The minimum wage, raised by Congress to $5.25 an hour in 1997, provides less than two-thirds of the $8.45-an-hour that a 40-hour-a-week worker with a year-round job would need to lift a family of four out of poverty. And that figure already meant a significant drop in real income for the hourly worker as compared with his situation when the first minimum wage law was enacted.

The current wage would need to be 50 percent higher to match the purchasing power of $1.60 in 1968.

These figures make it clear that the federal minimum wage falls far short of the living wage to which, according to Catholic social teaching, every worker is entitled. And, as more concerned citizens recognize that no significant improvement at the level of federal government is possible as long as big-business money determines congressional votes, they are looking to other ways to effect the changes that a sound public policy demands.

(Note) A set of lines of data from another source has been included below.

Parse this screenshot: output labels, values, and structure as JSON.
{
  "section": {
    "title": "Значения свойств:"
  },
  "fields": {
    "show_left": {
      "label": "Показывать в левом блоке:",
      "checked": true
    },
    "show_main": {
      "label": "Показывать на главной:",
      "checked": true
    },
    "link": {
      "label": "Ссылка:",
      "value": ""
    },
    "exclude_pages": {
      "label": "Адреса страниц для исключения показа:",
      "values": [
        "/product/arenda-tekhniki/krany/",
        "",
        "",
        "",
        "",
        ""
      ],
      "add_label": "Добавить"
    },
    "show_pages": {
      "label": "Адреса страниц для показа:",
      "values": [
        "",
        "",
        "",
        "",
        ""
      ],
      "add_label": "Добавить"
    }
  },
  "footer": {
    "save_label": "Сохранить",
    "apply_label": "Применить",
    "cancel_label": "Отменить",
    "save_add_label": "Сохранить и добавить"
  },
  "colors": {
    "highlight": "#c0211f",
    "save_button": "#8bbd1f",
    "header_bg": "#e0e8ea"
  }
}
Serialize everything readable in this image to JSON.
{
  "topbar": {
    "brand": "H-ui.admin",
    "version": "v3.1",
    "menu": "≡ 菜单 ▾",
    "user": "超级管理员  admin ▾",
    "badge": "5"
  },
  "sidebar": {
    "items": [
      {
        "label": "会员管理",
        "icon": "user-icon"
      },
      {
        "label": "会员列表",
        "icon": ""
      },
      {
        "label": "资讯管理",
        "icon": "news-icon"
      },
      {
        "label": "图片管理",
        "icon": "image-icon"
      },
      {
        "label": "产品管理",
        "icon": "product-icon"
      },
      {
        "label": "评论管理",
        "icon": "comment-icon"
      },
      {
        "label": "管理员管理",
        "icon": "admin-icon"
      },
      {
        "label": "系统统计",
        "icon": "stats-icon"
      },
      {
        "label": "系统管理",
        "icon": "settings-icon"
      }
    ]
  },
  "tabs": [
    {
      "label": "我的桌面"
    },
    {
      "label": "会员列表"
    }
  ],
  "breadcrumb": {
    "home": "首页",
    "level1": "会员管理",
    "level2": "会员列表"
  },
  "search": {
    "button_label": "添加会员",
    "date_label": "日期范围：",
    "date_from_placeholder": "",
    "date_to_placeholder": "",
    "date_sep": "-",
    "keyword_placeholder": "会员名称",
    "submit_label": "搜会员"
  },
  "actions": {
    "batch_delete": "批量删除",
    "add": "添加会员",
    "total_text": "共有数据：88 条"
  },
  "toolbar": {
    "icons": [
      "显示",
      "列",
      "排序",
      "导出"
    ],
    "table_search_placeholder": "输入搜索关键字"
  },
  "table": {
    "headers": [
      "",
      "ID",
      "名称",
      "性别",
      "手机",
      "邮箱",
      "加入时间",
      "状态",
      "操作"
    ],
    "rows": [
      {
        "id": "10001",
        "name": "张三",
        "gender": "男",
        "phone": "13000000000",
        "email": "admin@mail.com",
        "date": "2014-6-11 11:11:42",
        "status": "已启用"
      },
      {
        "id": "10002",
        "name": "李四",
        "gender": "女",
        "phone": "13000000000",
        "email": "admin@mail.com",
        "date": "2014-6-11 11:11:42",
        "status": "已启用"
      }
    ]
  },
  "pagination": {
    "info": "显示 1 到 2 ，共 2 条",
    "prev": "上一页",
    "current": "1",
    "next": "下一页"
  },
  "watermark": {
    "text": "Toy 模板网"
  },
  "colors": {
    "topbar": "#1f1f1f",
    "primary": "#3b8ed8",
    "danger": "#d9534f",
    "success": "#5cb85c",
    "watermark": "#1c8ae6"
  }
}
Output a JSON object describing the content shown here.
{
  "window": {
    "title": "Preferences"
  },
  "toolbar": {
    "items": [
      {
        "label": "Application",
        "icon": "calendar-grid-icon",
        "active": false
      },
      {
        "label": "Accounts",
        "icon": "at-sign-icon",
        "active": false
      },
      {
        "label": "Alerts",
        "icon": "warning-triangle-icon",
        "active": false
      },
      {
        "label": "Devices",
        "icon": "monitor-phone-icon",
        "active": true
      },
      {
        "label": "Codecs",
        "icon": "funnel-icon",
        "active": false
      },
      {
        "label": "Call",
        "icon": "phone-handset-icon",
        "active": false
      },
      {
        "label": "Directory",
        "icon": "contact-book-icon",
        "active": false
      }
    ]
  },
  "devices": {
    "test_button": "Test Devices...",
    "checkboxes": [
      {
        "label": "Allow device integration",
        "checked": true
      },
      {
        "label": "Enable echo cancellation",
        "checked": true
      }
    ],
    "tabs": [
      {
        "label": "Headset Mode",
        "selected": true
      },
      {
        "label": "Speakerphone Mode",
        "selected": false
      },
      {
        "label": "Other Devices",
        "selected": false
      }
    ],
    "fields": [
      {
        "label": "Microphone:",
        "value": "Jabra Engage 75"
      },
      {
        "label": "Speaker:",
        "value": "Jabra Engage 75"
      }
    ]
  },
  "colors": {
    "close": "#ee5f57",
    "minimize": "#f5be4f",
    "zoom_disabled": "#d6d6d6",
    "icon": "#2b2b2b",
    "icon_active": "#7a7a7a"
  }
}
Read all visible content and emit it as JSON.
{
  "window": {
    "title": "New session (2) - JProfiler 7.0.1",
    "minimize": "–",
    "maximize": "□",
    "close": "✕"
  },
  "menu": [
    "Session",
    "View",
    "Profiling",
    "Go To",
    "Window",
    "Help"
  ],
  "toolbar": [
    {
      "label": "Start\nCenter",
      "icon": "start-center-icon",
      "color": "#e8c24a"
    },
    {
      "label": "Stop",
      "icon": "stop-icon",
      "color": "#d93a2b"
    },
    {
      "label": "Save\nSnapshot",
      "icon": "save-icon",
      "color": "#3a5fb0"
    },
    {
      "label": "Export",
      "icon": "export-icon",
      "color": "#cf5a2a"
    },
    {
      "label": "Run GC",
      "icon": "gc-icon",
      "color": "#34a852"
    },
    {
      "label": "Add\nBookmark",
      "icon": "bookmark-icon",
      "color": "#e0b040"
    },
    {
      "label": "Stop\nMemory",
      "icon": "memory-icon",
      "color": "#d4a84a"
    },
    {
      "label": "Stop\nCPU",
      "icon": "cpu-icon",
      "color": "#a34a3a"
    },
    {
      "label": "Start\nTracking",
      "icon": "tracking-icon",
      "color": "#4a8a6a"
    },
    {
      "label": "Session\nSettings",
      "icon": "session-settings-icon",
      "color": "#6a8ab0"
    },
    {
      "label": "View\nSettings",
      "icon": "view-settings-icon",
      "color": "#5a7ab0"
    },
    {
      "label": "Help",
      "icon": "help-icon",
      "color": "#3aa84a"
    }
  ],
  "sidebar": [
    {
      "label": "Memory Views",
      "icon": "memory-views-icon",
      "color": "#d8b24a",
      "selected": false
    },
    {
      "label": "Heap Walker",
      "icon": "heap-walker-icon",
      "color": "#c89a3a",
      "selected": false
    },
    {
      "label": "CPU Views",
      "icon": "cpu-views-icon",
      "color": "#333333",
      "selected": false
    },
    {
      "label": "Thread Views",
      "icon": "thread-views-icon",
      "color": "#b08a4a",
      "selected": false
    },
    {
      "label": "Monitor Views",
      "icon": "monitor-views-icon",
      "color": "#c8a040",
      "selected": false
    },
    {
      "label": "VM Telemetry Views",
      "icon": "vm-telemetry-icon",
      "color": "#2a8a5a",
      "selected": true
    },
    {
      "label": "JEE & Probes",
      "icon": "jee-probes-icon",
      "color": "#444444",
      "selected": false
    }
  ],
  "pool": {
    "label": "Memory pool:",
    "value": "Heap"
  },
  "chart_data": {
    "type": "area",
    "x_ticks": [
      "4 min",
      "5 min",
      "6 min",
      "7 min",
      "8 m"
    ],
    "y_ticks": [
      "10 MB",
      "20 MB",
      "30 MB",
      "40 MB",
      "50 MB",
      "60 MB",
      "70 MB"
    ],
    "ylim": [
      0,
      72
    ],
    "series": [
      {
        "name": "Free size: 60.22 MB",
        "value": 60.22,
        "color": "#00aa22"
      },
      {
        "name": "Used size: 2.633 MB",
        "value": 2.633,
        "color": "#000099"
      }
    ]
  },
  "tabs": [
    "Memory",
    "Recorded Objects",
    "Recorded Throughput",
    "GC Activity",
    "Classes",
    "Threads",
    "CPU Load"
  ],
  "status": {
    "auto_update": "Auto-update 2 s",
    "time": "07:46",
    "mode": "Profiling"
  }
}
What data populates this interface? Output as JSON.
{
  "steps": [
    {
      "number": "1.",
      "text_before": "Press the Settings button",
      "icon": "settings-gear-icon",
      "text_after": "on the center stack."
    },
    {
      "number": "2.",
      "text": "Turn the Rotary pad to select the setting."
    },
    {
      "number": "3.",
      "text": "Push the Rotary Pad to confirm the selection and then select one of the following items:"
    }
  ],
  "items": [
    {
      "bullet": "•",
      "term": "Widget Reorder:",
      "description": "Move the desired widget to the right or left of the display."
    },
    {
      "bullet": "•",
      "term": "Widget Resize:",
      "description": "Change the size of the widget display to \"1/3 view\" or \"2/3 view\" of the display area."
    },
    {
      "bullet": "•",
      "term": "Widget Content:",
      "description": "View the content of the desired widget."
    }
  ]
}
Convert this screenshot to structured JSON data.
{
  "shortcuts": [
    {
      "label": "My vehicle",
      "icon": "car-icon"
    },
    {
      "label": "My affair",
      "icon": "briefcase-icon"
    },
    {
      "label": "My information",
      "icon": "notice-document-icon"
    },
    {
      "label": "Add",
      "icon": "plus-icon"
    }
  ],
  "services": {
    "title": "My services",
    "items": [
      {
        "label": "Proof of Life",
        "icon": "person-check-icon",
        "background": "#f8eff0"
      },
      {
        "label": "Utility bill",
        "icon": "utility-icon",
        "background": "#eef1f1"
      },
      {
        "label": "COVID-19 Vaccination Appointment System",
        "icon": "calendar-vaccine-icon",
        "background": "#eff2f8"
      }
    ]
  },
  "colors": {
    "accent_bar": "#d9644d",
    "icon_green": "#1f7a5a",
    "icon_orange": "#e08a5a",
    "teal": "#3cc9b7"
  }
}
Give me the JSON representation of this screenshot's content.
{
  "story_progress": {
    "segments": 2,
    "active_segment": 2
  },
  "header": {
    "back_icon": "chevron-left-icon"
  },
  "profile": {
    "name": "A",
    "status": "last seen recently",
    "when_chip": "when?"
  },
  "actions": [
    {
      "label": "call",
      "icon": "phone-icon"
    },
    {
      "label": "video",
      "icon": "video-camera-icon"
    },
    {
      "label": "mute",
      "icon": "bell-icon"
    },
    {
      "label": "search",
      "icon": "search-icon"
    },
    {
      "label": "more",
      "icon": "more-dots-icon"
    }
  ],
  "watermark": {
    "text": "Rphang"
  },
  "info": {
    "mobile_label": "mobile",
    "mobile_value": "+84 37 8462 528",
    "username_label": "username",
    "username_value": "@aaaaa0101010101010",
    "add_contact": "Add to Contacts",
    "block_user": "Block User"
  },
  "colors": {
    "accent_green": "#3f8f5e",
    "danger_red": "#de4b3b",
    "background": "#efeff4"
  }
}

The approach that has produced the best results was first tried out eight years ago in Baltimore. A coalition of religious and trade union groups persuaded the city council to enact a law requiring contractors who do business with the city to pay their workers a living wage. Similar legislation has since been enacted in 83 cities, and campaigns are underway in more than 75 additional cities, counties, states and college campuses.

A typical ordinance requires contractors who work for local governments to pay an hourly rate that brings the worker’s annual income up to $18,000, the federal poverty level for a family of four. A city with living costs higher than the national average may build in that factor. Santa Cruz, Calif., for example, stipulates $12.50 an hour.

Many ordinances add other community standards, such as health benefits, vacation days, environmental standards and language that encourages union organizing.

Implementation of a Santa Monica, Calif., law imposing a living wage provision on hotels and other major businesses in a tourist area on the coast has been suspended by the courts pending a referendum to be held next November.

Chambers of Commerce and other representatives of big business have strongly opposed the idea of a living wage since it was first proposed. Many small companies, they insisted, would be driven out of business by the additional costs. The actual experience for almost a decade does not bear them out. A study by Johns Hopkins University two years after Baltimore had passed the ordinance showed that the city’s increased contract costs had grown by only 1 percent, which was less than the inflation rate for the period.

More recent studies at Michigan State University and the University of Massachusetts at Amherst confirm that the impact on business has been small. And Miami-Dade County has reported that the raises for 2,800 employees to bring them up to the living wage mandate had increased its total budget by less than one/fifth of 1 percent.

Perhaps the most impressive testimony is that of David Neumark, an economist at Michigan State University known for his criticisms of living wage laws, who was commissioned by the conservative Public Policy Institute of California to study the impact of these laws on low-wage workers and low-income families.

Having surveyed the experience of 36 cities in various parts of the United States from 1996 to 2000, he reached a conclusion he found surprising. The net effect, he reported, is a modest decrease in family poverty. Even though steep wage increases may cause some job loss, they “make it less likely that a family with a living wage worker will live in poverty, especially in cities where the law applies more broadly.”